Respiratory consequences of intra-abdominal hypertension.

作者信息

Tonetti Tommaso, Cavalli Irene, Ranieri V Marco, Mascia Luciana

机构信息

Unit of Anesthesia and Intensive Care Medicine, Department of Medical and Surgical Sciences, Sant'Orsola Polyclinic, Alma Mater Studiorum University of Bologna, Bologna, Italy.

Unit of Anesthesia and Intensive Care Medicine, Department of Medical and Surgical Sciences, Sant'Orsola Polyclinic, Alma Mater Studiorum University of Bologna, Bologna, Italy -

出版信息

Minerva Anestesiol. 2020 Aug;86(8):877-883. doi: 10.23736/S0375-9393.20.14325-6. Epub 2020 May 5.
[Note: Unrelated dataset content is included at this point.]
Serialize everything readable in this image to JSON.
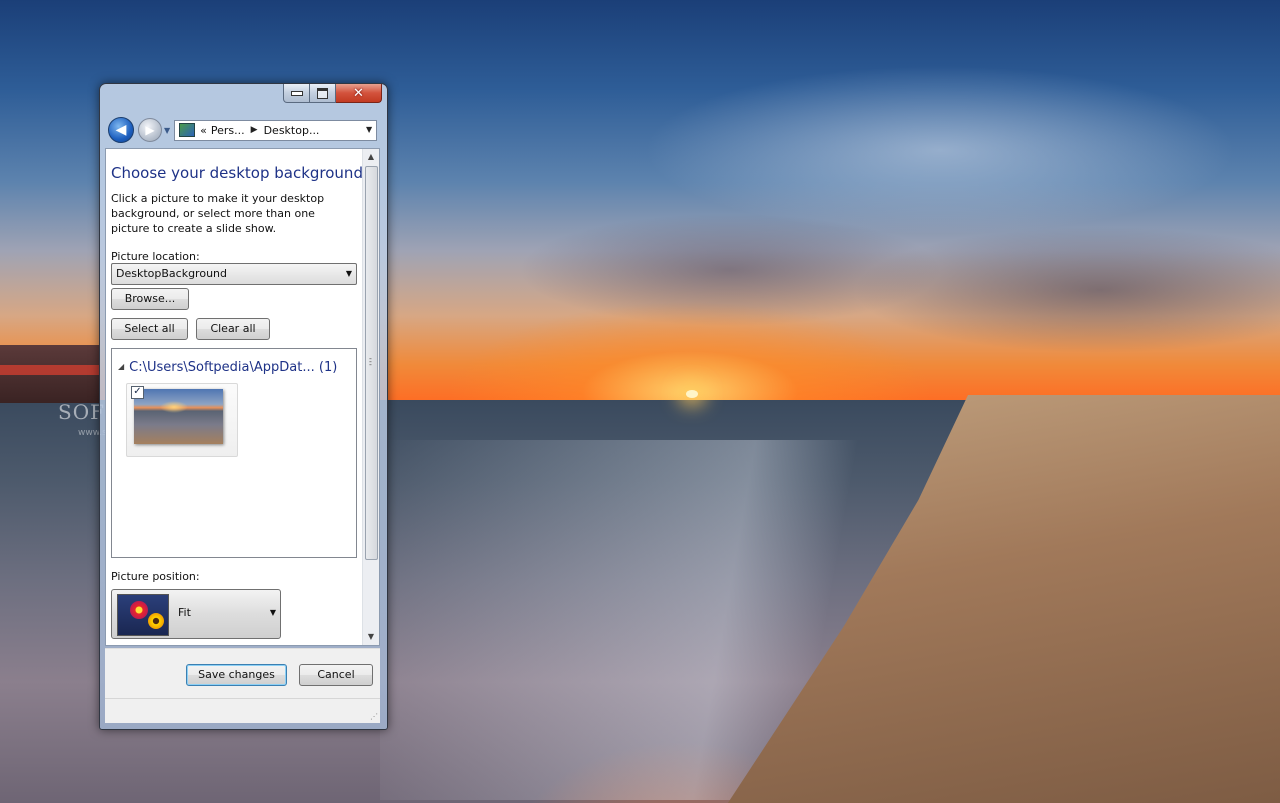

DOI:10.23736/S0375-9393.20.14325-6
PMID:32368883
Abstract

Intra-abdominal hypertension (IAH) is a common complication in critically ill patients that may lead to multiorgan failure and is associated to worse outcome. Respiratory failure is among the most important consequences of IAH and it is originated by different mechanisms, such as chest wall elastance increase, functional residual capacity reduction, compression atelectasis and lung edema formation through reduction in lymphatic drainage. Many experimental studies showed that total lung capacity and functional residual capacity can be decreased by 40% during abdominal hypertension, while respiratory system and chest wall pressure-volume curves can be significantly shifted downward and to the right. Moreover, the relationship between intra-abdominal volume and airway pressure has been found to be exponential, meaning that small increases in volume can translate in dramatic increases in pressure. Clinical studies confirmed relevant atelectasis in dependent lung regions during IAH, with significant reductions in functional residual capacity and compromised oxygenation. Moreover, sepsis-related capillary leak and fluid overload may aggravate IAH and respiratory failure, thus establishing a dangerous vicious circle. Respiratory management of patients with IAH is challenging and there is no univocal answer. The measurement of intra-abdominal pressure and esophageal pressure (as a surrogate of pleural pressure) may be useful in assessing the condition and guiding mechanical ventilation. Positive end-expiratory pressure (PEEP) must be carefully selected to counteract IAH-related diaphragm displacement, but too high PEEP levels are associated with hemodynamic failure. Continuous negative extra-abdominal pressure is a promising approach, but its clinical application needs more investigation.

摘要

腹腔内高压(IAH)是危重症患者常见的并发症,可能导致多器官功能衰竭,并与更差的预后相关。呼吸衰竭是IAH最重要的后果之一,其由多种不同机制引起,如胸壁弹性增加、功能残气量减少、压迫性肺不张以及通过淋巴引流减少导致肺水肿形成。许多实验研究表明,在腹腔高压期间,肺总量和功能残气量可减少40%,而呼吸系统和胸壁压力-容积曲线可显著向下和向右移动。此外,已发现腹腔内容积与气道压力之间的关系呈指数关系,这意味着容积的小幅增加可转化为压力的急剧增加。临床研究证实,IAH期间依赖肺区存在相关肺不张,功能残气量显著降低且氧合受损。此外,脓毒症相关的毛细血管渗漏和液体超负荷可能加重IAH和呼吸衰竭,从而形成危险的恶性循环。IAH患者的呼吸管理具有挑战性,且没有统一的答案。测量腹腔内压力和食管压力(作为胸膜压力的替代指标)可能有助于评估病情并指导机械通气。必须谨慎选择呼气末正压(PEEP)以抵消与IAH相关的膈肌移位,但过高的PEEP水平与血流动力学衰竭相关。持续的腹部外负压是一种有前景的方法,但其临床应用需要更多研究。